A few articles about that here and here

In any case, my interest in this topic scratches the surface at best I know enough about it to be aware of the Sieve of Eratosthenes
It’s a fairly old algorithm of finding primes. So I decided as a piece of Python practice to code my version by just looking at the pseudocode.

Rrom geeks for geeks: (https://www.geeksforgeeks.org/sieve-of-eratosthenes/)

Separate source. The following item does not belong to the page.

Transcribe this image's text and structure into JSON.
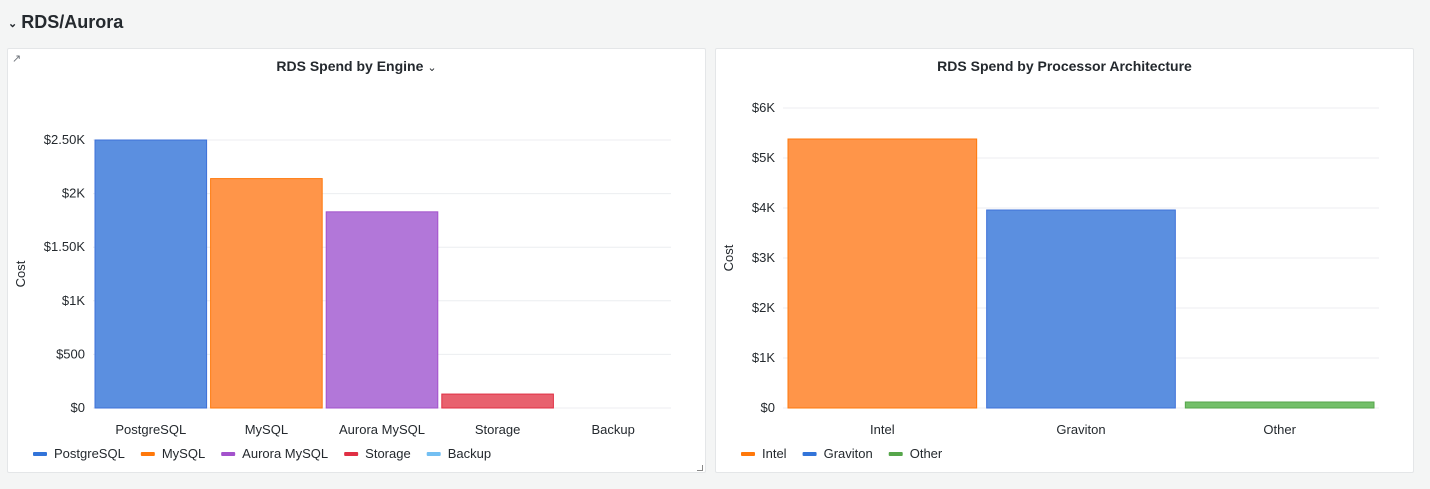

Following is the algorithm to find all the prime numbers less than or equal to a given integer n by Eratosthenes’ method:

-Create a list of consecutive integers from 2 to n: (2, 3, 4, …, n).
-Initially, let p equal 2, the first prime number.
-Starting from p, count up in increments of p and mark each of these numbers greater than p itself in the list. These numbers will be 2p, 3p, 4p, etc.; note that some of them may have already been marked.
-Find the first number greater than p in the list that is not marked. If there was no such number, stop. Otherwise, let p now equal this number (which is the next prime), and repeat from step 3.

Here was my initial pass

def sieve(n):
	i = {}
	for x in range(2,n+1):
		i[x] = True
	#print(i)
	p = 2
 
	while p < n+1:
		temp = p
		while temp < n+1:
			temp = temp + p
			if temp < n+1:
				i[temp] = False
		p = p + 1
	out = []
	for j in i:
		if i[j]:
			out.append(j)
 
	print(out)
	print(len(out))

I tested it with the prime numbers up 100 first.

sieve(100)

The results were:

[2, 3, 5, 7, 11, 13, 17, 19, 23, 29, 31, 37, 41, 43, 47, 53, 59, 61, 67, 71, 73, 79, 83, 89, 97]
25

This was correct, but I felt unsatisfied with it. I took a few hours off and then realized what i didn’t like about it. It was using the algorithm but it was brute force at the same time. False was getting repeatedly set.

So my first correction was in the for loop and I updated it to

#sieve_firstcheck
			if temp < n+1 and i[temp] is True:
				i[temp] = False

I removed the list output so I could test a much larger number and it’s timing.

sieve_(10000)
sieve_firstcheck(10000)

and then

sieve(1000000)
sieve_firstcheck(1000000)

The results between the first and the updated check were interesting. The first test had the original code with faster results. I assumed this was due to the second check causing an additional instruction cycle.

1229
0.0295870304107666

1229
0.033675193786621094

The second test actually showed a speed improvement with the massive quantity of checks

78498
6.891968011856079

78498
6.706780910491943

I still felt that this wasn’t the improvement I was looking for. Then I realized I could put the check on a higher scope and came up with the following code

def sieve_check(n):
	i = {}
	for x in range(2,n+1):
		i[x] = True
	#print(i)
	p = 2
 
	while p < n+1:
		temp = p
		if i[temp] != False:
			while temp < n+1:
				temp = temp + p
				if temp < n+1 :
					i[temp] = False
		else:
			pass
		p = p + 1
	out = []
	for j in i:
		if i[j]:
			out.append(j)
 
	#print(out)
	print(len(out))

The results for this were much improved.

1229
0.013341188430786133

78498
1.760051965713501

For the first test it was 1/3 of the original timing and then for larger number it was actually 1/4 of the original timings. Clearly this was what I was looking for.